In Shamir’s original polynomial-based secret sharing (Shamir, 1979) for (k, n)-threshold, the secret is split into the constant coefficient of a random (k 1)-degree polynomial to obtain n shadows, which are then also assigned to n corresponding participants. The secret can be disclosed by Lagrange interpolation when obtaining any k or more shadows. Following Shamir’s original scheme and using all the coefficients of the polynomial to embed secret pixels, Thien and Lin (Thien & Lin, 2002) reduced the size of each shadow 1/k times to that of the original secret image. Based on Thien and Lin’s work, some other polynomial-based schemes (Yang & Ciou, 2010; Zhou, Lu, Yan, Wang & Liu, 2018; Li, Yang & Kong, 2018) were further proposed to obtain more features. The strength of polynomial-based SIS lies in the secret image can be disclosed with high quality. Although polynomial-based SIS only uses any k shadows to disclose a distortion-less secret image, in the disclosing phase it needs more complicated computations, a.k.a, Lagrange interpolation, and known order of shares.

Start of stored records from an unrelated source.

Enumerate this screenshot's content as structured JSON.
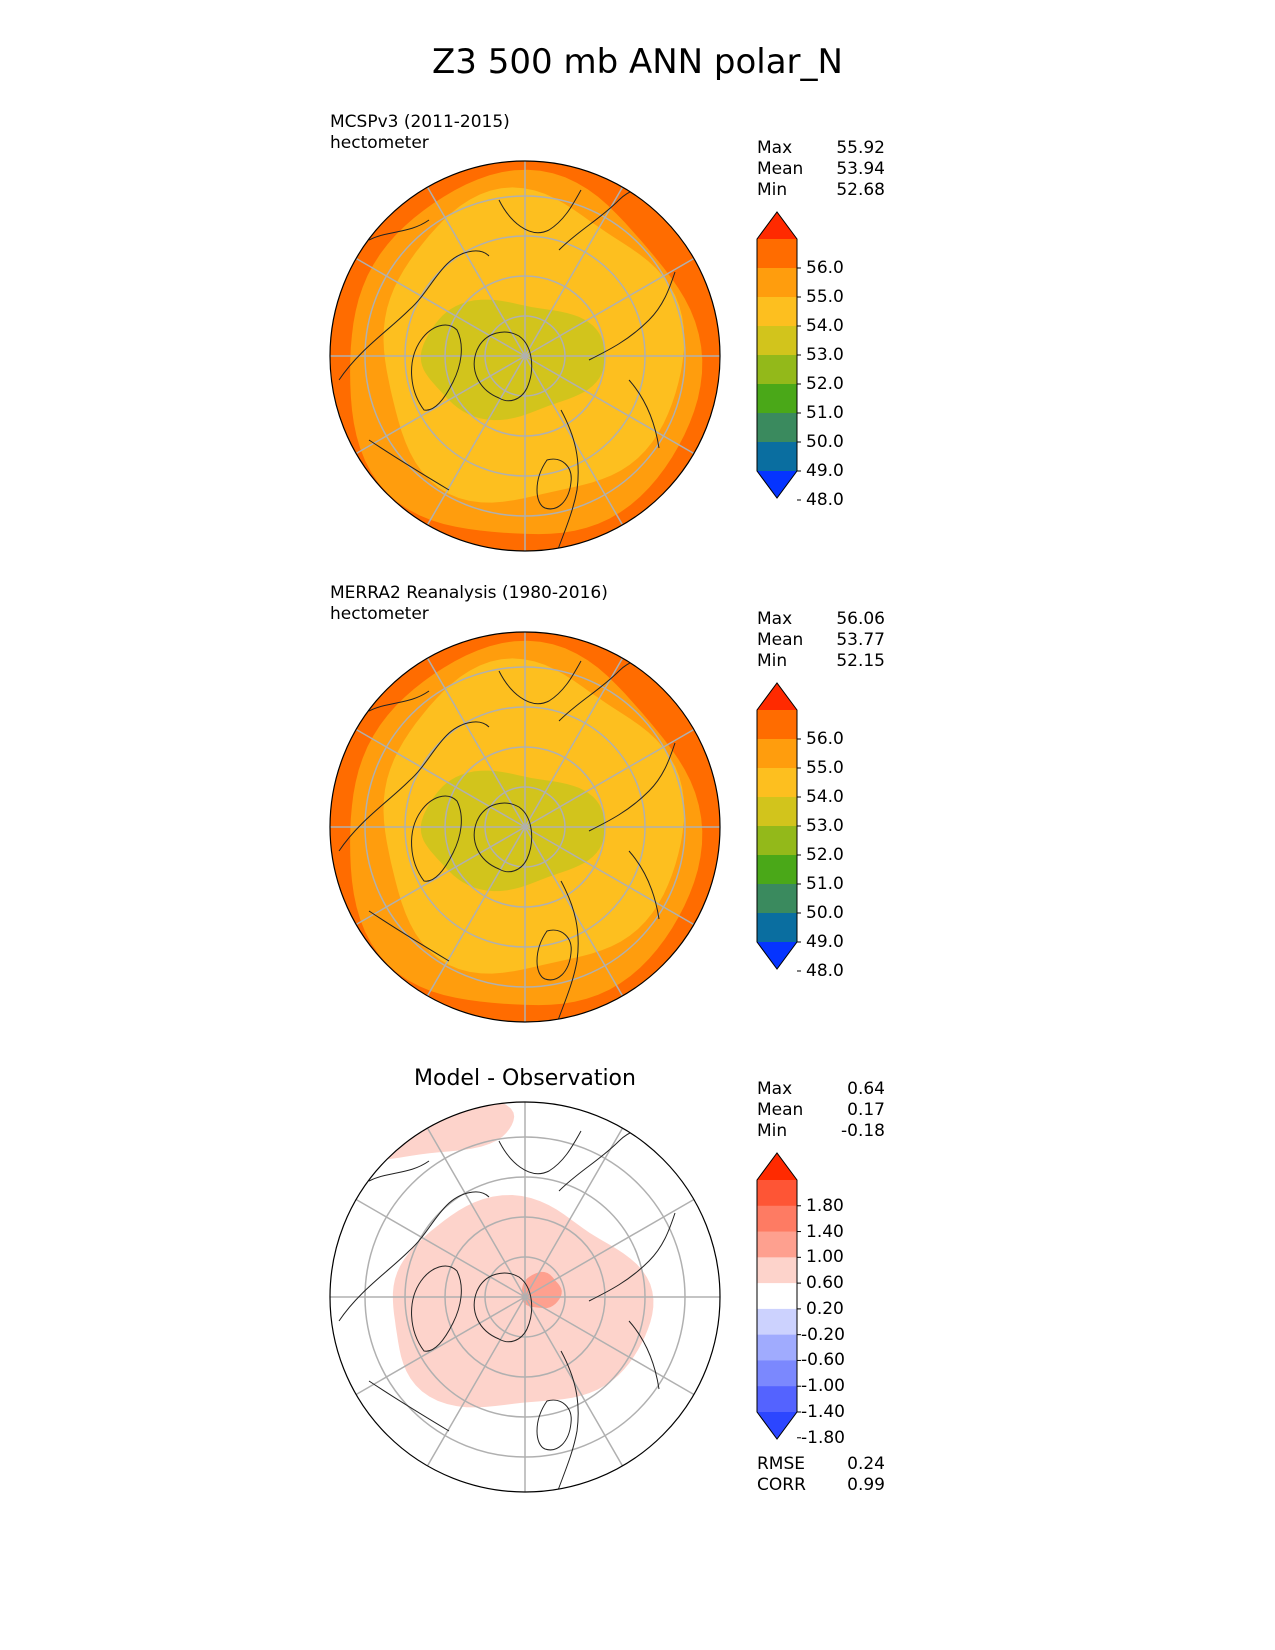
{
  "title": "Z3 500 mb ANN polar_N",
  "chart_data": [
    {
      "type": "heatmap",
      "projection": "north-polar-stereographic",
      "name_line": "MCSPv3 (2011-2015)",
      "units_line": "hectometer",
      "stats": [
        {
          "label": "Max",
          "value": "55.92"
        },
        {
          "label": "Mean",
          "value": "53.94"
        },
        {
          "label": "Min",
          "value": "52.68"
        }
      ],
      "colorbar": {
        "ticks": [
          "56.0",
          "55.0",
          "54.0",
          "53.0",
          "52.0",
          "51.0",
          "50.0",
          "49.0",
          "48.0"
        ],
        "colors": [
          "#ff2a00",
          "#ff6c00",
          "#ff9d0d",
          "#fdbf1f",
          "#d2c41c",
          "#93b91a",
          "#4aa818",
          "#3a8a5e",
          "#0a6ea0",
          "#0534ff"
        ],
        "extend": "both"
      },
      "field_levels": {
        "outer": 55.4,
        "middle": 54.5,
        "inner": 53.6,
        "core": 52.6
      }
    },
    {
      "type": "heatmap",
      "projection": "north-polar-stereographic",
      "name_line": "MERRA2 Reanalysis (1980-2016)",
      "units_line": "hectometer",
      "stats": [
        {
          "label": "Max",
          "value": "56.06"
        },
        {
          "label": "Mean",
          "value": "53.77"
        },
        {
          "label": "Min",
          "value": "52.15"
        }
      ],
      "colorbar": {
        "ticks": [
          "56.0",
          "55.0",
          "54.0",
          "53.0",
          "52.0",
          "51.0",
          "50.0",
          "49.0",
          "48.0"
        ],
        "colors": [
          "#ff2a00",
          "#ff6c00",
          "#ff9d0d",
          "#fdbf1f",
          "#d2c41c",
          "#93b91a",
          "#4aa818",
          "#3a8a5e",
          "#0a6ea0",
          "#0534ff"
        ],
        "extend": "both"
      },
      "field_levels": {
        "outer": 55.4,
        "middle": 54.5,
        "inner": 53.6,
        "core": 52.5
      }
    },
    {
      "type": "heatmap",
      "projection": "north-polar-stereographic",
      "title": "Model - Observation",
      "stats": [
        {
          "label": "Max",
          "value": "0.64"
        },
        {
          "label": "Mean",
          "value": "0.17"
        },
        {
          "label": "Min",
          "value": "-0.18"
        }
      ],
      "colorbar": {
        "ticks": [
          "1.80",
          "1.40",
          "1.00",
          "0.60",
          "0.20",
          "-0.20",
          "-0.60",
          "-1.00",
          "-1.40",
          "-1.80"
        ],
        "colors": [
          "#ff2a00",
          "#fe5535",
          "#fe7b63",
          "#fea08f",
          "#fdd3cb",
          "#ffffff",
          "#ccd2fe",
          "#a0abfe",
          "#7b88fe",
          "#5463ff",
          "#2c46ff"
        ],
        "extend": "both"
      },
      "extra_stats": [
        {
          "label": "RMSE",
          "value": "0.24"
        },
        {
          "label": "CORR",
          "value": "0.99"
        }
      ]
    }
  ]
}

In a VSS (Cimato, De Prisco & De Santis, 2006; Wang, Zhang, Ma & Li, 2007; Wang, Arce & Di Crescenzo, 2009; Weir & Yan, 2010) for (k, n)-threshold, first the split n shadows are printed onto transparencies and then assigned to n corresponding participants. The merit of VSS is that, the secret image can be disclosed by just superposing any k or more shadows (transparencies) and human eyes with no cryptographic computation. Less than k shadows generally give no clue about the secret even if high computation power is available. Following Naor and Shamir’s original method, the physical properties and corresponding VSS limitations are widely researched, such as threshold (Yan, Wang & Niu, 2014), contrast (Wu & Sun, 2013; Yan, Liu & Yang, 2018), pixel expansion (Cimato, De Prisco & De Santis, 2006; Guo, Liu & Wu, 2013; Fu & Yu, 2014), multiple secrets (Li, Ma, Su & Yang, 2012), meaningful shadows (Yan, Wang, Niu & Yang, 2015a; Wang, Arce & Di Crescenzo, 2009; Liu & Wu, 2011; Yan, Wang, Niu & Yang, 2015b), and so on (Yan & Lu, 2018; Liu, Wang, Yan & Zhang, 2017).
Although SIS can be applied to not only information hiding and watermarking, but also authen- tication, transmitting passwords, access control, distributed storage and computing, etc (Yan, Lu, Liu, Wan, Ding & Liu, 2017a; Belazi & El-Latif, 2017; Yan, Lu, Liu, Wan, Ding & Liu, 2017b), its practical application is an important issue.